Hagemann gab zu, sich schon einige Sorgen in Bezug auf die Zürcher Verlagshäuser zu machen. «Was passiert, wenn es den Zürchern plötzlich einfällt, Radio Basilisk zu kaufen und sie sich direkt vor unserer Tür einnisten? Rein finanziell können wir mit den Zürchern nicht mithalten.»
TV3 absetzen
Zum Schluss forderte Robert Bösiger von Hagemann eine Prognose der Medienlandschaft in der Schweiz und speziell in unserer Region für das Jahr 2010. Im Printbereich schien ihm die Antwort relativ leicht zu fallen. Er prognostiziert Lokalblättern mit engagierten Verlegern sowie Regionalzeitungen mit einer Auflage von über 100000 Exemplaren eine gesicherte Zukunft. Jede Region, so Hagemann, werde auch in Zukunft eine starke Zeitung haben.
Im elektronischen Bereich tat sich Matthias Hagemann ungleich schwerer. Er konnte nicht genau sagen, wie sich die Konvergenz von Internet und Fernsehen in Zukunft entwickeln wird. Ein klares Votum gab er zum Privatsender TV3 ab: «Der nächste CEO von tamedia sollte den Sender ersatzlos streichen. Das wäre ein wirklich guter Entscheid.» Den lokalen und privaten Fernsehsendern gibt er ohnehin keine grossen Überlebenschancen.

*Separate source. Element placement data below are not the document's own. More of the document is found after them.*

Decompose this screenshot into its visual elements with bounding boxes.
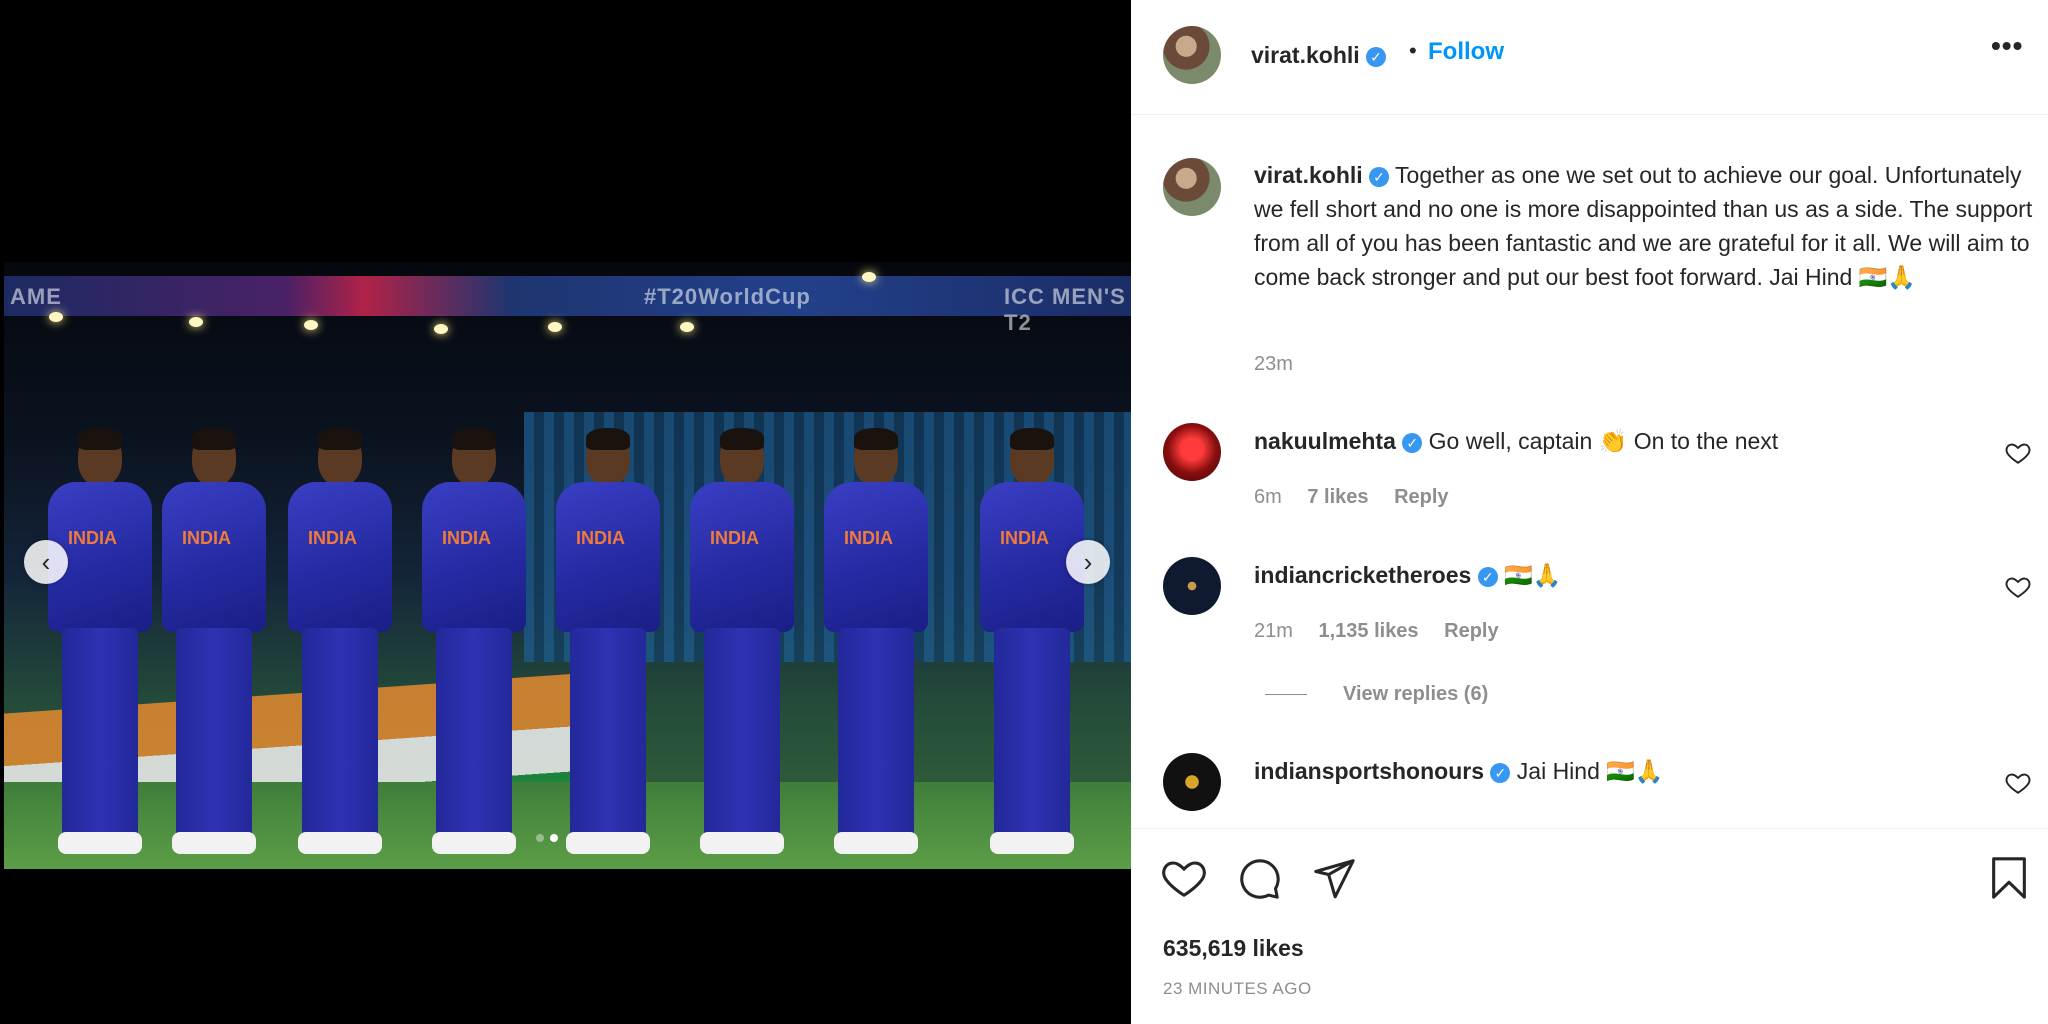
post-actions: 635,619 likes 23 MINUTES AGO [1131,828,2048,1024]
author-avatar[interactable] [1163,26,1221,84]
reply-button[interactable]: Reply [1444,620,1498,642]
comment-heart-icon[interactable] [2005,440,2031,466]
bookmark-icon[interactable] [1986,855,2032,901]
post-details-panel: virat.kohli ✓ • Follow ••• virat.kohli ✓… [1131,0,2048,1024]
stadium-light [434,324,448,334]
media-pane: AME #T20WorldCup ICC MEN'S T2 INDIA INDI… [0,0,1131,1024]
heart-icon[interactable] [1161,855,1207,901]
comment-likes[interactable]: 1,135 likes [1318,620,1418,642]
verified-badge-icon: ✓ [1477,566,1498,587]
stadium-light [304,320,318,330]
player: INDIA [682,428,802,862]
banner-hashtag: #T20WorldCup [644,284,811,309]
view-replies-button[interactable]: View replies (6) [1265,683,1488,706]
carousel-dot [536,834,544,842]
player: INDIA [154,428,274,862]
author-username[interactable]: virat.kohli ✓ [1251,42,1387,69]
reply-button[interactable]: Reply [1394,486,1448,508]
verified-badge-icon: ✓ [1369,166,1390,187]
comment-text: indiancricketheroes ✓ 🇮🇳🙏 [1254,562,1562,588]
caption-timestamp: 23m [1254,353,1293,375]
player: INDIA [548,428,668,862]
next-photo-button[interactable]: › [1066,540,1110,584]
player: INDIA [414,428,534,862]
comment-icon[interactable] [1236,855,1282,901]
banner-text-left: AME [10,284,62,309]
caption-username[interactable]: virat.kohli [1254,162,1363,188]
verified-badge-icon: ✓ [1402,432,1423,453]
carousel-dot-active [550,834,558,842]
comment-likes[interactable]: 7 likes [1307,486,1368,508]
caption-avatar[interactable] [1163,158,1221,216]
follow-button[interactable]: Follow [1428,38,1504,66]
commenter-avatar[interactable] [1163,753,1221,811]
likes-count[interactable]: 635,619 likes [1163,935,1304,962]
commenter-avatar[interactable] [1163,423,1221,481]
comment-heart-icon[interactable] [2005,770,2031,796]
comment-time: 21m [1254,620,1293,642]
verified-badge-icon: ✓ [1490,762,1511,783]
player: INDIA [40,428,160,862]
banner-text-right: ICC MEN'S T2 [1004,284,1126,335]
verified-badge-icon: ✓ [1366,46,1387,67]
carousel-indicator [536,834,558,842]
post-timestamp: 23 MINUTES AGO [1163,979,1312,998]
stadium-light [49,312,63,322]
post-header: virat.kohli ✓ • Follow ••• [1131,0,2048,115]
stadium-light [189,317,203,327]
comment-text: indiansportshonours ✓ Jai Hind 🇮🇳🙏 [1254,758,1664,784]
commenter-avatar[interactable] [1163,557,1221,615]
stadium-light [680,322,694,332]
post-photo: AME #T20WorldCup ICC MEN'S T2 INDIA INDI… [4,262,1131,869]
comment-meta: 6m 7 likes Reply [1254,486,1469,509]
comment-heart-icon[interactable] [2005,574,2031,600]
comment-time: 6m [1254,486,1282,508]
separator-dot: • [1409,38,1417,63]
comment-username[interactable]: indiancricketheroes [1254,562,1471,588]
share-icon[interactable] [1311,855,1357,901]
comment-text: nakuulmehta ✓ Go well, captain 👏 On to t… [1254,428,1779,454]
player: INDIA [972,428,1092,862]
comment-meta: 21m 1,135 likes Reply [1254,620,1519,643]
replies-divider [1265,694,1307,696]
player: INDIA [280,428,400,862]
more-options-icon[interactable]: ••• [1991,30,2023,62]
comment-username[interactable]: indiansportshonours [1254,758,1484,784]
stadium-light [862,272,876,282]
player: INDIA [816,428,936,862]
previous-photo-button[interactable]: ‹ [24,540,68,584]
comment-username[interactable]: nakuulmehta [1254,428,1396,454]
instagram-post-view: AME #T20WorldCup ICC MEN'S T2 INDIA INDI… [0,0,2048,1024]
stadium-light [548,322,562,332]
stadium-banner [4,276,1131,316]
post-caption: virat.kohli ✓ Together as one we set out… [1254,158,2034,294]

Wie die Zukunft für sein Paradepferd aussieht, konnte Hagemann auch nicht genau sagen. Er betonte, dass die «Basler Zeitung» vor allem in der regionalen und lokalen Berichterstattung noch zulegen müsse. Er wolle, «dass die Leute über die Zeitung sprechen «möglichst jeden Tag.» Grosse Auflagensprünge erwartet er jedoch nicht. «Ich halte nicht viel von Auflagenerhöhung à tout prix. Das macht wenig Sinn.» Er denke eher an den Schwellenwert; dieser liege bei der BaZ bei 100000 Exemplaren. «Und diesen Wert erreichen wir momentan noch locker.»